Note that $\det Dg= \begin{vmatrix} 2 & 0 \\ 0 & 1 \\ \end{vmatrix}=2$
We use the polar change of variables and we get $$\int\int_{x^2+y^2\leq1}2=\int_0^{2\pi}\int_0^12r\,dr\,d\theta=\int_0^{2\pi}1=2\pi$$
I don't believe I have made an error but I am unpracticed in this technique.
What you've calculated is the area of the ellipse at which the paraboloid and the plane intersect. To see that, note that the ellipse has half-major axis $2$ units long and half-minor axis $1$ unit long and therefore has area $\pi\cdot2\cdot1$ squnits = $2\pi$ squnits. The following calculates the volume of the solid bounded by those surfaces.

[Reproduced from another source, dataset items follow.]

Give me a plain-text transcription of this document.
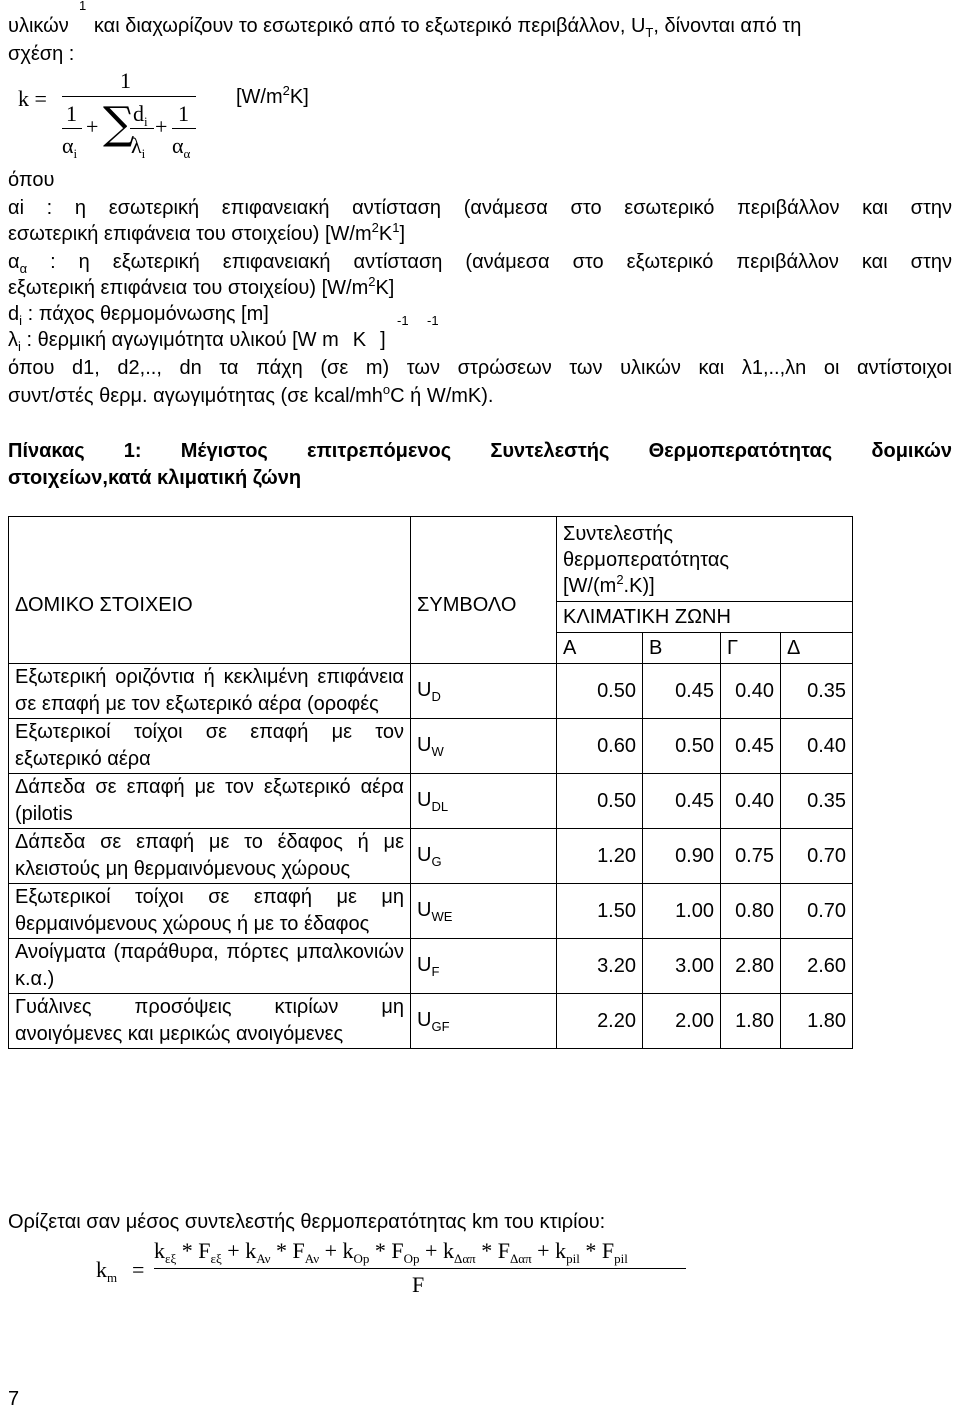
1
υλικών και διαχωρίζουν το εσωτερικό από το εξωτερικό περιβάλλον, $U_T$, δίνονται από τη
σχέση :
k =
1
1
$\alpha_i$
+ ∑
$d_i$
$\lambda_i$
+
1
$\alpha_\alpha$
$[W/m^2K]$
όπου
αi : η εσωτερική επιφανειακή αντίσταση (ανάμεσα στο εσωτερικό περιβάλλον και στην
εσωτερική επιφάνεια του στοιχείου) $[W/m^2K^1]$
$\alpha_\alpha$ : η εξωτερική επιφανειακή αντίσταση (ανάμεσα στο εξωτερικό περιβάλλον και στην
εξωτερική επιφάνεια του στοιχείου) $[W/m^2K]$
$d_i$ : πάχος θερμομόνωσης [m]	-1 -1
$\lambda_i$ : θερμική αγωγιμότητα υλικού [W m K ]
όπου d1, d2,.., dn τα πάχη (σε m) των στρώσεων των υλικών και λ1,..,λn οι αντίστοιχοι
συντ/στές θερμ. αγωγιμότητας (σε kcal/$mh^oC$ ή W/mK).
Πίνακας 1: Μέγιστος επιτρεπόμενος Συντελεστής Θερμοπερατότητας δομικών
στοιχείων,κατά κλιματική ζώνη
ΔΟΜΙΚΟ ΣΤΟΙΧΕΙΟ	ΣΥΜΒΟΛΟ	Συντελεστής
θερμοπερατότητας
$[W/(m^2.K)]$			

		ΚΛΙΜΑΤΙΚΗ ΖΩΝΗ			
		Α	Β	Γ	Δ
Εξωτερική οριζόντια ή κεκλιμένη επιφάνεια σε επαφή με τον εξωτερικό αέρα (οροφές	$U_D$	0.50	0.45	0.40	0.35
Εξωτερικοί τοίχοι σε επαφή με τον εξωτερικό αέρα	$U_W$	0.60	0.50	0.45	0.40
Δάπεδα σε επαφή με τον εξωτερικό αέρα (pilotis	$U_{DL}$	0.50	0.45	0.40	0.35
Δάπεδα σε επαφή με το έδαφος ή με κλειστούς μη θερμαινόμενους χώρους	$U_G$	1.20	0.90	0.75	0.70
Εξωτερικοί τοίχοι σε επαφή με μη θερμαινόμενους χώρους ή με το έδαφος	$U_{WE}$	1.50	1.00	0.80	0.70
Ανοίγματα (παράθυρα, πόρτες μπαλκονιών κ.α.)	$U_F$	3.20	3.00	2.80	2.60
Γυάλινες προσόψεις κτιρίων μη ανοιγόμενες και μερικώς ανοιγόμενες	$U_{GF}$	2.20	2.00	1.80	1.80
Ορίζεται σαν μέσος συντελεστής θερμοπερατότητας km του κτιρίου:
$k_m$ =
$k_{\varepsilon\xi} * F_{\varepsilon\xi} + k_{A\nu} * F_{A\nu} + k_{Op} * F_{Op} + k_{\Delta\alpha\pi} * F_{\Delta\alpha\pi} + k_{pil} * F_{pil}$
F
7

Let's combine your transformation with cylindrical polar to get a new transformation in $\mathbb R^3$ $$ x=2r\cos\phi+2,\;y=r\sin\phi-1,\;z=w $$ The corresponding Jacobian determinant is $$\begin{vmatrix} 2\cos\phi&-2r\sin\phi&0\\ \sin\phi&r\cos\phi&0\\ 0&0&1 \end{vmatrix}=2r $$ The new equation of the paraboloid, the plane and the curve of intersection are respectively $$ w=4r^2+8r(\cos\phi-\sin\phi)+8,\;w=8r(\cos\phi-\sin\phi)+12,\;r=1 $$ The required volume is $$\begin{align} &\int_0^{2\pi}\int_{0}^1\int_{4r^2+8r(\cos\phi-\sin\phi)+8}^{8r(\cos\phi-\sin\phi)+12}2r\;dw\;dr\;d\phi\\ =&\int_0^{2\pi}\int_{0}^18r(1-r^2)\;dr\;d\phi={4\pi} \end{align}$$
You can see from the above calculation that height of the plane $-$ height of the paraboloid = $8r(1-r^2)$ which is positive when $1<r<0$ and therefore the plane is the upper surface and the paraboloid is the lower surface in our region of interest.